En contournant le module par l'arrière, l'homme constate que la glissade d'atterrissage a creusé une tranchée profonde. Celle-ci se prolonge jusqu'à la colline de derrière. L'aile tribord a presque disparu sous la terre. Litz a vu juste, l'appareil est complètement renversé sur la droite. Sa masse de plusieurs milliers de tonnes l’empêchera de bouger de cette position. Le champ de pesanteur artificielle intégré à l'habitacle assure de garder les pieds au sol. Le ventre du module a basculé sur son profil gauche. Le hangar des capsules de lancement est suffisamment dégagé pour permettre d'évacuer les sondes. Concernant les issues, le module est équipé de huit sas. Fermés à double tour pendant le voyage, ils lient l'environnement intérieur et extérieur en ajustant la pression de l'air, et en stérilisant tout ce qui transite. Il y a en premier les grands sas ventraux conçus pour décharger les soutes. Mais leur mise en marche nécessite plusieurs jours de travail. Matthew ne les compte pas pour l’instant. Chaque flanc dispose aussi de trois sas individuels. Ceux de bâbord apparaissent comme les seuls disponibles dans la configuration actuelle.

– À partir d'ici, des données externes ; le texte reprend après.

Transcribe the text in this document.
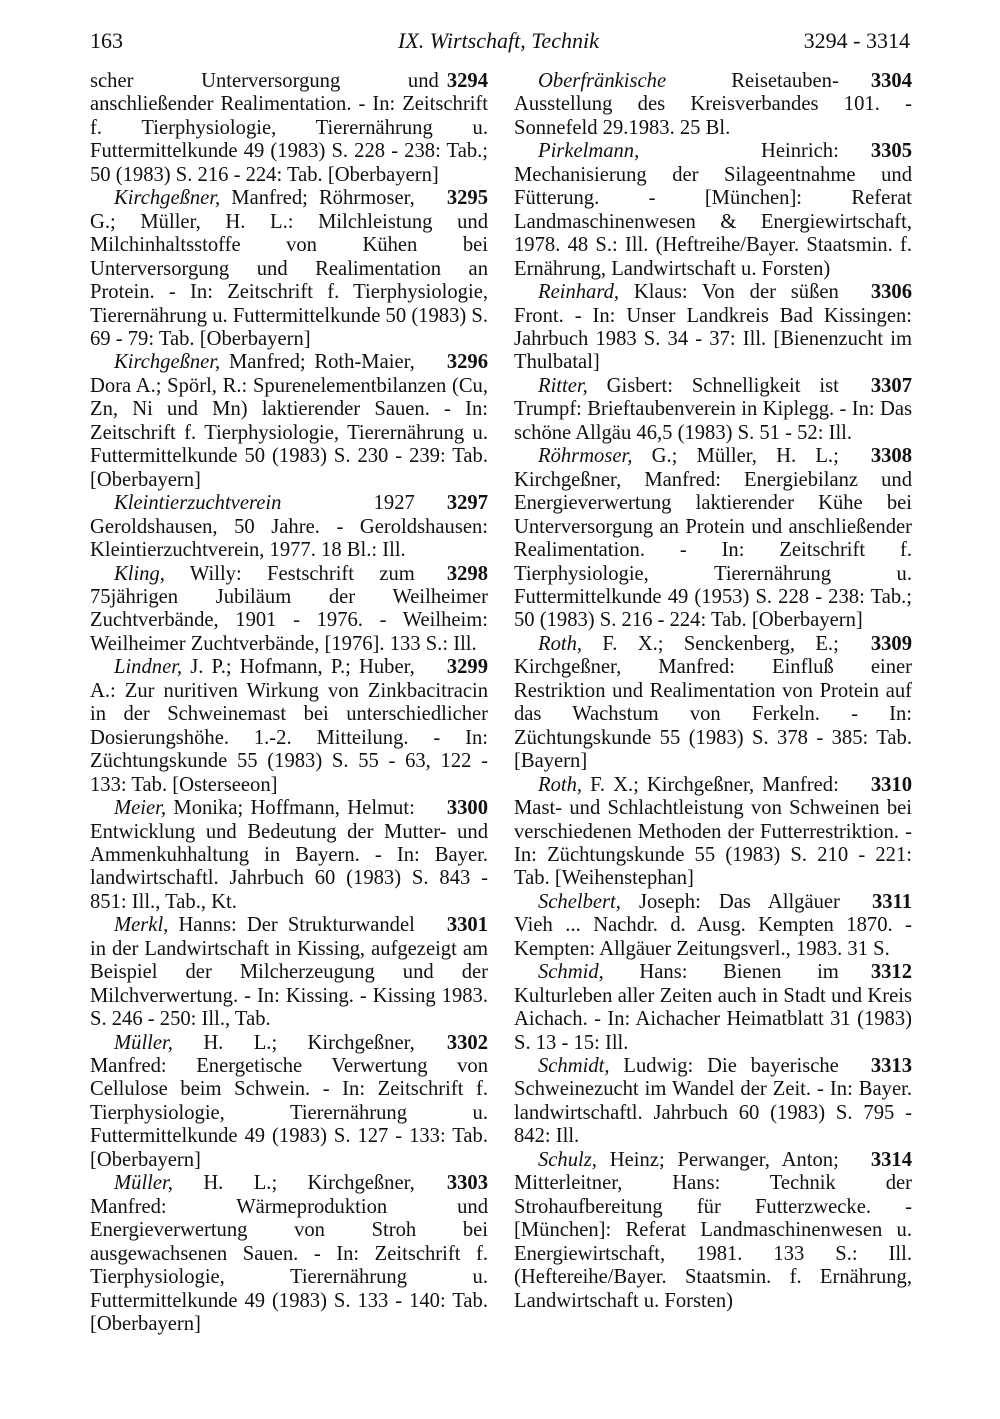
163	IX. Wirtschaft, Technik	3294 - 3314

3294
scher Unterversorgung und anschließender Realimentation. - In: Zeitschrift f. Tierphysiologie, Tierernährung u. Futtermittelkunde 49 (1983) S. 228 - 238: Tab.; 50 (1983) S. 216 - 224: Tab. [Oberbayern]

3295
Kirchgeßner, Manfred; Röhrmoser, G.; Müller, H. L.: Milchleistung und Milchinhaltsstoffe von Kühen bei Unterversorgung und Realimentation an Protein. - In: Zeitschrift f. Tierphysiologie, Tierernährung u. Futtermittelkunde 50 (1983) S. 69 - 79: Tab. [Oberbayern]

3296
Kirchgeßner, Manfred; Roth-Maier, Dora A.; Spörl, R.: Spurenelementbilanzen (Cu, Zn, Ni und Mn) laktierender Sauen. - In: Zeitschrift f. Tierphysiologie, Tierernährung u. Futtermittelkunde 50 (1983) S. 230 - 239: Tab. [Oberbayern]

3297
Kleintierzuchtverein	1927 Geroldshausen, 50 Jahre. - Geroldshausen: Kleintierzuchtverein, 1977. 18 Bl.: Ill.

3298
Kling, Willy: Festschrift zum 75jährigen Jubiläum der Weilheimer Zuchtverbände, 1901 - 1976. - Weilheim: Weilheimer Zuchtverbände, [1976]. 133 S.: Ill.

3299
Lindner, J. P.; Hofmann, P.; Huber, A.: Zur nuritiven Wirkung von Zinkbacitracin in der Schweinemast bei unterschiedlicher Dosierungshöhe. 1.-2. Mitteilung. - In: Züchtungskunde 55 (1983) S. 55 - 63, 122 - 133: Tab. [Osterseeon]

3300
Meier, Monika; Hoffmann, Helmut: Entwicklung und Bedeutung der Mutter- und Ammenkuhhaltung in Bayern. - In: Bayer. landwirtschaftl. Jahrbuch 60 (1983) S. 843 - 851: Ill., Tab., Kt.

3301
Merkl, Hanns: Der Strukturwandel in der Landwirtschaft in Kissing, aufgezeigt am Beispiel der Milcherzeugung und der Milchverwertung. - In: Kissing. - Kissing 1983. S. 246 - 250: Ill., Tab.

3302
Müller, H. L.; Kirchgeßner, Manfred: Energetische Verwertung von Cellulose beim Schwein. - In: Zeitschrift f. Tierphysiologie, Tierernährung u. Futtermittelkunde 49 (1983) S. 127 - 133: Tab. [Oberbayern]

3303
Müller, H. L.; Kirchgeßner, Manfred: Wärmeproduktion und Energieverwertung von Stroh bei ausgewachsenen Sauen. - In: Zeitschrift f. Tierphysiologie, Tierernährung u. Futtermittelkunde 49 (1983) S. 133 - 140: Tab. [Oberbayern]

3304
Oberfränkische	Reisetauben-Ausstellung des Kreisverbandes 101. - Sonnefeld 29.1983. 25 Bl.

3305
Pirkelmann,	Heinrich: Mechanisierung der Silageentnahme und Fütterung. - [München]: Referat Landmaschinenwesen & Energiewirtschaft, 1978. 48 S.: Ill. (Heftreihe/Bayer. Staatsmin. f. Ernährung, Landwirtschaft u. Forsten)

3306
Reinhard, Klaus: Von der süßen Front. - In: Unser Landkreis Bad Kissingen: Jahrbuch 1983 S. 34 - 37: Ill. [Bienenzucht im Thulbatal]

3307
Ritter, Gisbert: Schnelligkeit ist Trumpf: Brieftaubenverein in Kiplegg. - In: Das schöne Allgäu 46,5 (1983) S. 51 - 52: Ill.

3308
Röhrmoser, G.; Müller, H. L.; Kirchgeßner, Manfred: Energiebilanz und Energieverwertung laktierender Kühe bei Unterversorgung an Protein und anschließender Realimentation. - In: Zeitschrift f. Tierphysiologie, Tierernährung u. Futtermittelkunde 49 (1953) S. 228 - 238: Tab.; 50 (1983) S. 216 - 224: Tab. [Oberbayern]

3309
Roth, F. X.; Senckenberg, E.; Kirchgeßner, Manfred: Einfluß einer Restriktion und Realimentation von Protein auf das Wachstum von Ferkeln. - In: Züchtungskunde 55 (1983) S. 378 - 385: Tab. [Bayern]

3310
Roth, F. X.; Kirchgeßner, Manfred: Mast- und Schlachtleistung von Schweinen bei verschiedenen Methoden der Futterrestriktion. - In: Züchtungskunde 55 (1983) S. 210 - 221: Tab. [Weihenstephan]

3311
Schelbert, Joseph: Das Allgäuer Vieh ... Nachdr. d. Ausg. Kempten 1870. - Kempten: Allgäuer Zeitungsverl., 1983. 31 S.

3312
Schmid, Hans: Bienen im Kulturleben aller Zeiten auch in Stadt und Kreis Aichach. - In: Aichacher Heimatblatt 31 (1983) S. 13 - 15: Ill.

3313
Schmidt, Ludwig: Die bayerische Schweinezucht im Wandel der Zeit. - In: Bayer. landwirtschaftl. Jahrbuch 60 (1983) S. 795 - 842: Ill.

3314
Schulz, Heinz; Perwanger, Anton; Mitterleitner, Hans: Technik der Strohaufbereitung für Futterzwecke. - [München]: Referat Landmaschinenwesen u. Energiewirtschaft, 1981. 133 S.: Ill. (Heftereihe/Bayer. Staatsmin. f. Ernährung, Landwirtschaft u. Forsten)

« Les sas latéraux de bâbords sont accessibles. En sortant par-là, je serai à la verticale sur la coque du vaisseau. Avec une corde et un treuil c'est tout à fait possible de descendre ensuite en rappel jusqu'au sol non ?

-En effet. Mais cela représente une prise de risques dans cette configuration.

-On ne sait pas si nous n’aurons pas besoin de dégager le terrain pour se servir des sas ventraux, et les sas latéraux bâbords sont ensevelis. Donc a-t-on le choix ?

-Négatif.

-Dans ce cas, ils seront nos points de sortie, au début tout du moins.

-Nous devons d'abord vérifier leur état et les mettre en fonction correctement. Je n'autoriserai pas une excursion tant que tout risque sanitaire ne sera pas écarté. La procédure de décontamination doit être respectée à la lettre.

-Oui. On ne plaisante pas avec ça. Il y a pas mal de systèmes à passer en revue entre les agents stérilisants et les ajusteurs de pression. J'aimerais m'y attaquer tout de suite, afin d'avoir au moins un sas en activité au plus vite.

-Tout de suite ? Tu m'as dit que tu prenais la journée de repos.

-Une journée de vingt-quatre heures peut-être. Mais sur Meg 15 je ne peux pas ! Qu'est-ce qui nous retient ? Je vais bien me préparer ne t'inquiète pas.

-Je ne peux pas lutter contre ta fièvre de la découverte visiblement.

-Je pense que le mieux serait de programmer une première sortie demain matin, après l'aurore. Les températures seront parfaites et j'aurais eu le temps de tout sécuriser. Qu'en dis-tu ?

-Je vais consulter les prévisions météo des sondes atmosphériques. Si elles conviennent, je te donnerai le feu vert. Mais là, tu as déjà beaucoup de travail.

-Je m'en occupe. Litz, tu te rends compte, je vais faire mes premiers pas sur Meg 15 ! Mes premiers pas !»

Guilleret, Matthew se rend aux sas en chantant.

« -Effectivement, tu as retrouvé tes douze ans mon cher Matthew ! »

Leur mission accomplie, les trois rovers retournent en veille au pied du module. Le tonnerre gronde au loin.